In franchise tactical defense, you never threaten: You just do. Threatening is for sissies and those who think that being reasonable will elicit a reasonable response. In the history of warfare, it won’t and never has. Technology, however, can lead to

  1. Identify and share an experienced commercial lawyer (not franchise Uncle Tom).
  2. Collect emails into a database. Download volunteer electrician’s code.
  3. Blitzkrieg (or lightning war) the system via the internet. Reverse the electrical and power polarity. Create a cluster of Web 2.0 community members using email invites and links to existing and new weblogs. Go DC to AC, and then back. Be the next citizen journalist: already 10 million losers typing in their home offices, anyway; where’s the crime in 1 more?
  4. The money’s gone anyway.
  5. Regain your freedom, dignity and self-respect.

I get paid (sometimes) for thinking this stuff up. And it works:

Big time.

A prediction: Quiznos will spend their last dollar suing anyone and everyone before even considering paying anyone a remedy.

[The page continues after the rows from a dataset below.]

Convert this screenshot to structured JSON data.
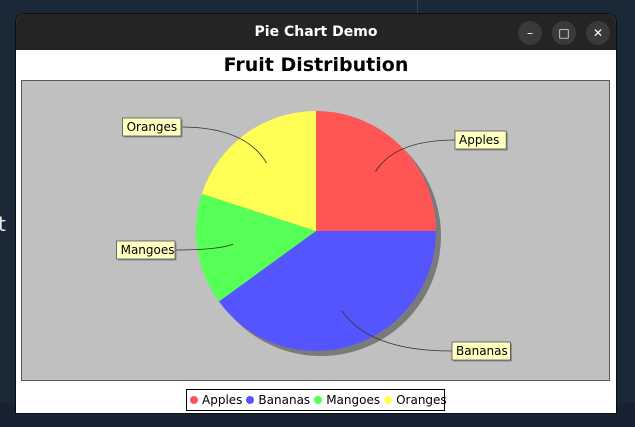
{
  "window": {
    "title": "Pie Chart Demo"
  },
  "controls": {
    "minimize": "–",
    "maximize": "□",
    "close": "✕"
  },
  "desktop": {
    "edge_glyph": "t"
  },
  "chart_data": {
    "type": "pie",
    "title": "Fruit Distribution",
    "categories": [
      "Apples",
      "Bananas",
      "Mangoes",
      "Oranges"
    ],
    "values": [
      25,
      40,
      15,
      20
    ],
    "colors": [
      "#ff5555",
      "#5555ff",
      "#55ff55",
      "#ffff55"
    ],
    "legend_position": "bottom",
    "labels_boxed": true
  },
  "legend": [
    {
      "label": "Apples",
      "color": "#ff5555"
    },
    {
      "label": "Bananas",
      "color": "#5555ff"
    },
    {
      "label": "Mangoes",
      "color": "#55ff55"
    },
    {
      "label": "Oranges",
      "color": "#ffff55"
    }
  ]
}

Their corporate dissolution papers just need to be dated.


Bhupinder “Bob” Baber

November 27, 2008

bobbaberIt was two years ago today that Bob Baber, a franchisee entangled in what seemed like an impossible legal mess, went into a bathroom and shot himself.

Janet Sparks of Blue MauMau reminds us and discharges her duties in her usual dignified and professional manner.

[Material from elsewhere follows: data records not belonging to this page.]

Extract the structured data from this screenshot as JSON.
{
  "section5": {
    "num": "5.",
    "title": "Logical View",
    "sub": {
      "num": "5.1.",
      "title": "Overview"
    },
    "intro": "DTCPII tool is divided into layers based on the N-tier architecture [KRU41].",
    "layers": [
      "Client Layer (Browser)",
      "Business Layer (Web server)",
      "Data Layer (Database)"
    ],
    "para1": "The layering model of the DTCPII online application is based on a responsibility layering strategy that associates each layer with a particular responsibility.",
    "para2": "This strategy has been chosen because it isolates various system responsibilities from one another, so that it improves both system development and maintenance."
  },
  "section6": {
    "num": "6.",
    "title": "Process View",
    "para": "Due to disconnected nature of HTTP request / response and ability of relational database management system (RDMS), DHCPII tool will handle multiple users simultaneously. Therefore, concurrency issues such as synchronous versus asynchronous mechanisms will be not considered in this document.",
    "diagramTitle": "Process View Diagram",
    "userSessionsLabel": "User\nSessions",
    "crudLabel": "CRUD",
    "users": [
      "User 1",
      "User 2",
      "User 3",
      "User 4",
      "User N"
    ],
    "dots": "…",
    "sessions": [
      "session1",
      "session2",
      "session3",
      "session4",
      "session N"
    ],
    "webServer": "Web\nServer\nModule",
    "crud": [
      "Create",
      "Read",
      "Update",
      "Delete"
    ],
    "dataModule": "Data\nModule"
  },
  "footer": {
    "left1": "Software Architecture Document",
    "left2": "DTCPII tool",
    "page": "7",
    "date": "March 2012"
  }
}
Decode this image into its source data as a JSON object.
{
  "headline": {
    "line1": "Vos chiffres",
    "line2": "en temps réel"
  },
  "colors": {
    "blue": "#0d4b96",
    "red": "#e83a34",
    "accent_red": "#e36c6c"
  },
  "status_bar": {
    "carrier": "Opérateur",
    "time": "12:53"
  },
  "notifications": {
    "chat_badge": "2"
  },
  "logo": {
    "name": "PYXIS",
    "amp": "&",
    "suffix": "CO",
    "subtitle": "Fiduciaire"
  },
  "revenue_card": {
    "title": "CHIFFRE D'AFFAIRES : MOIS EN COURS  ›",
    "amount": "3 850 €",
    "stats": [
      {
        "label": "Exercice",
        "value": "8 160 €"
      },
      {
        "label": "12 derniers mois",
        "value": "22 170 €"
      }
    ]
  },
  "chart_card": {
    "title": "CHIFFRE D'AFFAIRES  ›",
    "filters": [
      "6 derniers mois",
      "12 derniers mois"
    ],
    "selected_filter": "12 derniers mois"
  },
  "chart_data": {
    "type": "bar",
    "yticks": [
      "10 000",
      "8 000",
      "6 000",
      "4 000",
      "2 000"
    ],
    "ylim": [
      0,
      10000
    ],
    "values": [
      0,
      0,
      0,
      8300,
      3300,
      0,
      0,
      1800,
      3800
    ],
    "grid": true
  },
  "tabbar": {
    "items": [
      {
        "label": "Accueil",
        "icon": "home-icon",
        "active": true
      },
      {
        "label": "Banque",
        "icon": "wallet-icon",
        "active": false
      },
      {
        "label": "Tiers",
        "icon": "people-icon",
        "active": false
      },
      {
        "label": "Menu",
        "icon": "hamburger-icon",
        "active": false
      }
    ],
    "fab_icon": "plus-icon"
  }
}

Where I’m from, we say je me souviens (I remember) and we mean it.

My thoughts and prayers are with Rattie and her and Bob’s family and friends.


Litigation Merry go Round

July 8, 2008

Another class action lawsuit was filed this week as reported by Richard Gazarik at the Pittsburgh Tribune-Review: Quiznos franchise owners sue sandwich company.

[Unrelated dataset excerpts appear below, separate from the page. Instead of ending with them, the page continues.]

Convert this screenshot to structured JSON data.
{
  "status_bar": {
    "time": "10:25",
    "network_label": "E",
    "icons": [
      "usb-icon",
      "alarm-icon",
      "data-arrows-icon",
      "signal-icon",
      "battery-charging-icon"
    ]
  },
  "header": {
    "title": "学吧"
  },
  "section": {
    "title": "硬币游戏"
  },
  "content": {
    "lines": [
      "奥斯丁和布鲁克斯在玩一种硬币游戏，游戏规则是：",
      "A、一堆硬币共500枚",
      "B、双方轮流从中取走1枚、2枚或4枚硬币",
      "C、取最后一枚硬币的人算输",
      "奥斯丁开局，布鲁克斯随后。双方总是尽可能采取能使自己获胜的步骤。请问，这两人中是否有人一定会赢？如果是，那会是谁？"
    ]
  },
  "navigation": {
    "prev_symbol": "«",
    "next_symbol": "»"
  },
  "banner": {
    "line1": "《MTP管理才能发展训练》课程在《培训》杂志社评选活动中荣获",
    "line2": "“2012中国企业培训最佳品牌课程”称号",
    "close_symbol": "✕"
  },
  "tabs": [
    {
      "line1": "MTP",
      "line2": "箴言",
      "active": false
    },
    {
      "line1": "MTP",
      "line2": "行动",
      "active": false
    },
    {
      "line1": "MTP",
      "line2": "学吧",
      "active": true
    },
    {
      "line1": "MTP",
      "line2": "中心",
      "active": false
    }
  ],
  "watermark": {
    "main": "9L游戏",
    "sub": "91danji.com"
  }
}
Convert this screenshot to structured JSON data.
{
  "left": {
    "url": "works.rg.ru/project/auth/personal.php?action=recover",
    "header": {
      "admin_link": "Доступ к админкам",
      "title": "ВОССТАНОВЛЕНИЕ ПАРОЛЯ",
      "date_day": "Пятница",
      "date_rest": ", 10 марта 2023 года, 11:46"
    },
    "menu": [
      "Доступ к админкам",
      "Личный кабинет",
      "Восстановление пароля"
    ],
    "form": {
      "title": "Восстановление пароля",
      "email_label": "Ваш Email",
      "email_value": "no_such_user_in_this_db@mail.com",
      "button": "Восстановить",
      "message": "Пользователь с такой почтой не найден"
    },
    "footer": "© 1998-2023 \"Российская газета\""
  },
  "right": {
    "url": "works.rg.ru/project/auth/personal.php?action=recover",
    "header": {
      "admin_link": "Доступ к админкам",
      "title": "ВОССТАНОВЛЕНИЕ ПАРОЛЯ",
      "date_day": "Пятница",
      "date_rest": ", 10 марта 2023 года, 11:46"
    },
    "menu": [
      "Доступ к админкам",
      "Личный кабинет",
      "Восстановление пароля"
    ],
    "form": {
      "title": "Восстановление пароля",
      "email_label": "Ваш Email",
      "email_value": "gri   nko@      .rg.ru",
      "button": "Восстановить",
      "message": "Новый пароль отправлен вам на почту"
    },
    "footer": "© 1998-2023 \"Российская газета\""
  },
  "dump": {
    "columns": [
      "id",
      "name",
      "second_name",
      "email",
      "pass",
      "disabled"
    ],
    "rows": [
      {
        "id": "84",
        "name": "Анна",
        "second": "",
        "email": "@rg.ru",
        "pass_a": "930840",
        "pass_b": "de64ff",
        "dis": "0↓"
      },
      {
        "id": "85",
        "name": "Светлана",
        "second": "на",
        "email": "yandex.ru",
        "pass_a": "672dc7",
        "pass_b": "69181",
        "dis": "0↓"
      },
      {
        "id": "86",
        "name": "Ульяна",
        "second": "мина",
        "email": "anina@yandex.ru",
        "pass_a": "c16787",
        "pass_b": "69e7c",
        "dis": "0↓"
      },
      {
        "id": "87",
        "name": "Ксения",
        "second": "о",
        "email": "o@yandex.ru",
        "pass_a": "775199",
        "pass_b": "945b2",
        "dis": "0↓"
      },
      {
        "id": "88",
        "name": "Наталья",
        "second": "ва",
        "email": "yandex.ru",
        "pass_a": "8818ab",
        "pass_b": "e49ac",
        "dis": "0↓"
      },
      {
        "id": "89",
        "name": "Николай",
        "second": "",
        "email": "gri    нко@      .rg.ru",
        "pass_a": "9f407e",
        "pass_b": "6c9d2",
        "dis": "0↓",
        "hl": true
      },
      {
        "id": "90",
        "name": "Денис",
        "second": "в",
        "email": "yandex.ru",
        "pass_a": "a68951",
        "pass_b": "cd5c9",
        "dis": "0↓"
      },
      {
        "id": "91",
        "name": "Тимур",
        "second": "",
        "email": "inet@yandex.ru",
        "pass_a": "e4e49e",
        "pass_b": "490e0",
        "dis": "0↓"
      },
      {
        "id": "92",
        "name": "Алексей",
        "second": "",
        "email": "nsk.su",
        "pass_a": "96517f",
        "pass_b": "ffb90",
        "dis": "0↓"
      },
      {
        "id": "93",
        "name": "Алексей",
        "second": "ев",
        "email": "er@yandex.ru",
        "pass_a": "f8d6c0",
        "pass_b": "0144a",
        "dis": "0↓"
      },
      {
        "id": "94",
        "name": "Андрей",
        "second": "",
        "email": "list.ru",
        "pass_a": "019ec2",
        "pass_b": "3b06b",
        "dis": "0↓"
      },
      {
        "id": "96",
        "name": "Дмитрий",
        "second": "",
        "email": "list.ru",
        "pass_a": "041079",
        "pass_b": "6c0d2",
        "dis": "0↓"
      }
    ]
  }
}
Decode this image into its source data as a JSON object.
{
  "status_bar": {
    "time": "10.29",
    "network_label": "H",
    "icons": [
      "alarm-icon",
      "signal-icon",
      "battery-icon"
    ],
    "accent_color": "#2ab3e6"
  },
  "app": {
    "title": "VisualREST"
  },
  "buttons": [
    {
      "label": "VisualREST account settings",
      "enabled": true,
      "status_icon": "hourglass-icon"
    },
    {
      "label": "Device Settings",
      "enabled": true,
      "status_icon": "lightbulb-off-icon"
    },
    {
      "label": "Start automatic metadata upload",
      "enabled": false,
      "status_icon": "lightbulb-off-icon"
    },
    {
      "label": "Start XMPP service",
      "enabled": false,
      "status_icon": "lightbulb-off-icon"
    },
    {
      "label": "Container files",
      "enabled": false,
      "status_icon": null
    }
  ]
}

I took the article into the Information Sharing Project as Record# 1,575. Here is what the Word file looks like before I split it out into the Access database. The present keywords that I extract from the article are here:

  • Bankruptcy
  • Churning (serial reselling)
  • Coupon programs (forced) destroy franchisee margins
  • Discount programs destroy retail margins but boost wholesale profits
  • Encroachment (too many outlets put in territory),
  • Fear of poverty
  • Fear mongering
  • Forced ordering
  • Franchisor overcharges for required products
  • Gouging on supplies
  • Lawsuits just a cost of doing business
  • Lawsuits, class action
  • Must buy entirely useless goods and services
  • Must buy only through franchisor (tied buying)
  • Must pay future royalties, even when the franchise fails (liquidated damages)
  • Racketeering
  • System designed to fail for franchisees
  • Threats of lawsuits
  • Will work even when Variable Costs > than Selling price

The Future? These are the keywords that will likely fit this situation as it grinds onto the inevitable useless conclusion [if the trajectory does not change]:

  1. Bootstrapping the assets of a corporation
  2. Class-action dead end
  3. Credence good fraudulent expert
  4. Don’t owe your lawyer money
  5. Fee surprises at settlement time
  6. Federal insolvency laws used to shirk legal claims
  7. Franchise agreements create a License to Lie, Cheat & Steal
  8. Financial failure of first franchisee a material fact to the second
  9. Franchisor bankruptcy
  10. Franchisor corporation created to fail
  11. Franchisor insolvency, intentional
  12. Futility of taking legal action
  13. Health consequences
  14. Loan pushing
  15. Piling on: franchisor can afford a few awards but not hundreds
  16. Settlement just covers fees
  17. Sue lender for not doing their lender’s due diligence
  18. Sue the sales agent
  19. System under scrutiny withdraws membership from franchisor association
  20. Trading in false hope
  21. Within the four corners of the contract

I honestly feel for the operators but fighting this [or any other] franchisor in the Courts is just for fools and their paid cheerleaders.

Numbers 8, 14, 17 & 18: They hold some real promise as a group action.

  • I wonder why the franchise bar never argues along these lines?